Le Débat des cinq sens de l'Antiquité à nos jours, Géraldine Puccini (dir.), Pessac, Presses universitaires de Bordeaux, Eidôlon n°109, 2014
Dans le champ étendu des recherches actuelles sur le corps, la question des cinq sens et de leur hiérarchie est peu abordée. C’est le premier ouvrage véritablement consacré à l’histoire des cinq sens, à leur théorisation philosophique et à la variété de leur mise en scène dans la littérature et les arts, occidentaux principalement. Son organisation chronologique, depuis l’Antiquité grecque jusqu’à l’extrême contemporain, met en lumière les différentes manières dont nos modes sensoriels ont été appréhendés durant l’histoire, traduisant l’évolution de nos schémas de pensée non seulement sur le corps et ses sensations, mais aussi sur l’âme. C’est l’identité humaine qui s’en trouve redessinée.
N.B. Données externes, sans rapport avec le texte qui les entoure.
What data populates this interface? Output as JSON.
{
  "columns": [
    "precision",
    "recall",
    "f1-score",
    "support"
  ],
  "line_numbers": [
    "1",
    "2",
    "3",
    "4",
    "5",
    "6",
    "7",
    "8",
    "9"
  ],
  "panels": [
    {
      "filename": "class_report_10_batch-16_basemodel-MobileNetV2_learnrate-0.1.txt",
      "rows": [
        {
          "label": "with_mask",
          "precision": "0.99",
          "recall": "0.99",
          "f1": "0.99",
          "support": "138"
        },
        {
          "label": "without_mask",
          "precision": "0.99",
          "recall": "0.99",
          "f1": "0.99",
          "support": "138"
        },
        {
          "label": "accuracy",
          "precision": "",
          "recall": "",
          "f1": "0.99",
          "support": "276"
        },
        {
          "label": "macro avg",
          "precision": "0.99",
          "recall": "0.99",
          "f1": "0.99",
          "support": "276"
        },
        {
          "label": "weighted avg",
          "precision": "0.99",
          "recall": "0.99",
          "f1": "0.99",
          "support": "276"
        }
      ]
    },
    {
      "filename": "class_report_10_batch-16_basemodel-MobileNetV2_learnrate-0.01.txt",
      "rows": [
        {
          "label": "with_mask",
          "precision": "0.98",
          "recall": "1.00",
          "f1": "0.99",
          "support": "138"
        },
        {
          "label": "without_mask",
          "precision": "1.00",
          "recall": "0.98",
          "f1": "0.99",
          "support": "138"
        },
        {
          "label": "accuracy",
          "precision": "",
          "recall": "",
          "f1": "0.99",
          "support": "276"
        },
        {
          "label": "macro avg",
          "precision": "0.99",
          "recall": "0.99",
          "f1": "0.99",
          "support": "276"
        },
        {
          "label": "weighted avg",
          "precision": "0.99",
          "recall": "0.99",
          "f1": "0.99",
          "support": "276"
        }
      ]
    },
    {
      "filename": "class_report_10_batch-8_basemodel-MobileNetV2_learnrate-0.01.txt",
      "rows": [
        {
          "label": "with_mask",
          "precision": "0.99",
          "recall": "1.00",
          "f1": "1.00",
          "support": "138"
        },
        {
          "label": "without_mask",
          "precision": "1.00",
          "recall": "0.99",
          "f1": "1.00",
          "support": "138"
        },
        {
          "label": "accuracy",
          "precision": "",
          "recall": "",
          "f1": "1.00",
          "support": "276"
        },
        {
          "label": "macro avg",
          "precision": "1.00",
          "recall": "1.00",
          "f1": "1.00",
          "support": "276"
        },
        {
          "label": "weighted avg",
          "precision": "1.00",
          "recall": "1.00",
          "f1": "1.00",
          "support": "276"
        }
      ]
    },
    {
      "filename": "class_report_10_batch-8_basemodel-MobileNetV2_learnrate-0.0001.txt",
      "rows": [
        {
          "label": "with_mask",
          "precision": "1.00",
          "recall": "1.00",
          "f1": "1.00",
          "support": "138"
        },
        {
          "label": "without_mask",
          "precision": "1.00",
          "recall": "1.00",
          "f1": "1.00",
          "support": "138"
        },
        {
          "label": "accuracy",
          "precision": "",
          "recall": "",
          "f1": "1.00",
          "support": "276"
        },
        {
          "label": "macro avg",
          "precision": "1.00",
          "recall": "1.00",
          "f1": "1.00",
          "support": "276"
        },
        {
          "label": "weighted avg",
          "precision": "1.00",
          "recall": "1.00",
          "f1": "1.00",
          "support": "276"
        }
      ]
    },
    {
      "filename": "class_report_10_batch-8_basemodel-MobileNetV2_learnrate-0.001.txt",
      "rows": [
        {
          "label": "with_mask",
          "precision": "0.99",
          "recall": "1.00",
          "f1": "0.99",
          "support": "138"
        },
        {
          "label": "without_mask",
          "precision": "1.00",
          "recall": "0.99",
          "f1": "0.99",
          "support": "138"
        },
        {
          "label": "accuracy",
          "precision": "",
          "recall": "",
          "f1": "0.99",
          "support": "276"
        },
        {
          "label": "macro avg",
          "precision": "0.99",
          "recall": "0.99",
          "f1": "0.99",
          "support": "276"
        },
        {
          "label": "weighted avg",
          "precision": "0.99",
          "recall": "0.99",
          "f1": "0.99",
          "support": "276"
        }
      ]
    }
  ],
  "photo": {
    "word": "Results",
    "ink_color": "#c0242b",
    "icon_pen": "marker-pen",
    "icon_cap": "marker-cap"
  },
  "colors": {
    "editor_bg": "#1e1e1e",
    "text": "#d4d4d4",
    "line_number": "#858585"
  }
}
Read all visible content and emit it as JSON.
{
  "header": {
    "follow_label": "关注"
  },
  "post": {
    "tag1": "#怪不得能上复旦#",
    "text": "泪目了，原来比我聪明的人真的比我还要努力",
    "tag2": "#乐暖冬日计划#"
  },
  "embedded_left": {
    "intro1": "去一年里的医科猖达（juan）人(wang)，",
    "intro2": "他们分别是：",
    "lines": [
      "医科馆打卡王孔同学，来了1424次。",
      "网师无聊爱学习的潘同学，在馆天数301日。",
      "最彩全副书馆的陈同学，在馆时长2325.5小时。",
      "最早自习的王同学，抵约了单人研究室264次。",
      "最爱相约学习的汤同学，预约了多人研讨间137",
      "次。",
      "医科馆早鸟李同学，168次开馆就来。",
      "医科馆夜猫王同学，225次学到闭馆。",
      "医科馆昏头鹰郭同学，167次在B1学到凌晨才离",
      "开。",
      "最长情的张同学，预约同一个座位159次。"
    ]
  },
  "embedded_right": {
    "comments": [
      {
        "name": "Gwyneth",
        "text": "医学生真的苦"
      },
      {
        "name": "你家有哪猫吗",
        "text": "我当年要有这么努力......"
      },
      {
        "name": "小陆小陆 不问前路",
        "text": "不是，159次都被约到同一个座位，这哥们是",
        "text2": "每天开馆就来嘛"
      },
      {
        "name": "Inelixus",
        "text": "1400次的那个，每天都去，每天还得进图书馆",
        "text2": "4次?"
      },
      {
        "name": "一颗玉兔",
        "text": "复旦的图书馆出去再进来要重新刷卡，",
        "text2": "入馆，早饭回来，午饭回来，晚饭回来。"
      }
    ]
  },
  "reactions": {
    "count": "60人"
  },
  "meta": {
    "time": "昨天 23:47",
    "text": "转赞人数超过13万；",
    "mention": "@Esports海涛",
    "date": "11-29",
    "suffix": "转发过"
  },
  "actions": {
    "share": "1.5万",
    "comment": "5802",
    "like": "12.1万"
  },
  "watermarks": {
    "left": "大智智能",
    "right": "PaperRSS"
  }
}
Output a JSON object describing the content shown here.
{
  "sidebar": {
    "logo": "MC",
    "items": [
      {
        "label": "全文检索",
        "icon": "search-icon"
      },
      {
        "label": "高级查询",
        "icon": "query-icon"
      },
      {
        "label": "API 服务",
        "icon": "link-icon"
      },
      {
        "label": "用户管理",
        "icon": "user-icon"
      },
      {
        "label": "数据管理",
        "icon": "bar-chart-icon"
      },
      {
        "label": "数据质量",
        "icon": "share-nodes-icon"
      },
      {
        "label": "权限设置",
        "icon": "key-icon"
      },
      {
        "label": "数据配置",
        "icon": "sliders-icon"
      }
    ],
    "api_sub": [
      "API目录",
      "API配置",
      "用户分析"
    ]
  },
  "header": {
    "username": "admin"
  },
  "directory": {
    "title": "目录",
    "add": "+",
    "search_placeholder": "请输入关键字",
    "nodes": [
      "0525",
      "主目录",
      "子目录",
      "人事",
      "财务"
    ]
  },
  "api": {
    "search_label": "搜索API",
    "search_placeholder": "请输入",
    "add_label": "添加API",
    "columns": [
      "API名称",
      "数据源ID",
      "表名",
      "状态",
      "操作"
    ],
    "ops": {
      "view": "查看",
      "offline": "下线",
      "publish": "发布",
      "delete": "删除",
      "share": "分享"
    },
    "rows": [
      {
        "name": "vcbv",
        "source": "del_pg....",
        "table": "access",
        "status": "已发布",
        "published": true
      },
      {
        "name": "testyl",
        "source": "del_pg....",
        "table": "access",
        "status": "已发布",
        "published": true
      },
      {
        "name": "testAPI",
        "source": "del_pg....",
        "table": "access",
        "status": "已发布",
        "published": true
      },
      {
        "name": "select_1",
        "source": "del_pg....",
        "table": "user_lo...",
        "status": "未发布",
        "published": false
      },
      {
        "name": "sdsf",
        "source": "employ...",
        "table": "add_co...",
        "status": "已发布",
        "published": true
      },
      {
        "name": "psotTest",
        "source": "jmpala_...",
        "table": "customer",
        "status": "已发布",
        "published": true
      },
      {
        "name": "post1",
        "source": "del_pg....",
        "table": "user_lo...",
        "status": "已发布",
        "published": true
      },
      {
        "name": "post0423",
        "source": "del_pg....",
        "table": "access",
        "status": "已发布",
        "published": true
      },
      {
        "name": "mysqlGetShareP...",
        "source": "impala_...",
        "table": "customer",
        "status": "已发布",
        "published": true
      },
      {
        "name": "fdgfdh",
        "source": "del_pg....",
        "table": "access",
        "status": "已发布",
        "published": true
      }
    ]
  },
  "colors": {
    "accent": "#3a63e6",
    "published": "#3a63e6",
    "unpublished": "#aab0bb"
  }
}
L’ouvrage obéit à une approche résolument plurielle et pluridisciplinaire, selon les fondements essentiels des études sur l’imaginaire, dans les domaines de la littérature, la médecine, la philosophie, l’anthropologie, la religion, aussi bien que dans les arts (l’iconographie, les arts plastiques, le théâtre, l’opéra, la bande dessinée), chacun révélant la fécondité de cette notion. Instauré par Platon, repris par Aristote, adopté par les Romains, le débat des sens témoigne du dualisme entre le corps et l’esprit qui structure toute l’histoire de la pensée occidentale.
Notre culture s’est construite autour de la vue et, dans une moindre mesure, de l’ouïe, sens valorisés parce qu’ils font tendre le corps humain vers le corps divin, tandis que le goût, l’odorat et le toucher étaient considérés comme des sens inférieurs entraînant le corps humain vers le corps animal. Le débat sur les sens fait l’objet d’une représentation riche et complexe dans l’art et les textes médiévaux, comme en témoigne la tapisserie de la Dame à la licorne ; il demeure au centre des préoccupations philosophiques de la Renaissance. Un tournant majeur se produit au XVIIIe siècle où apparaissent une esthétique de l’émotion et une valorisation du sens du toucher au détriment de la vue. C’est toute l’expérience sensible qui est repensée. La remise en cause de la hiérarchie des sens se poursuit à l’époque moderne. La représentation littéraire accorde désormais une large place à l’expérience sensorielle qui se déploie jusqu’à la synesthésie. L’époque contemporaine, dans un mouvement de transgression, s’attache à se dégager d’un modèle culturel prohibitif, et les pratiques littéraires et artistiques contemporaines cherchent à réhabiliter tous les sens et à leur donner sens.
De la hiérarchie aristotélicienne à la pluri-sensorialité de la scène lyrique d’aujourd’hui, c’est le « régime sensoriel » d’une culture à un moment donné que l’ouvrage éclaire.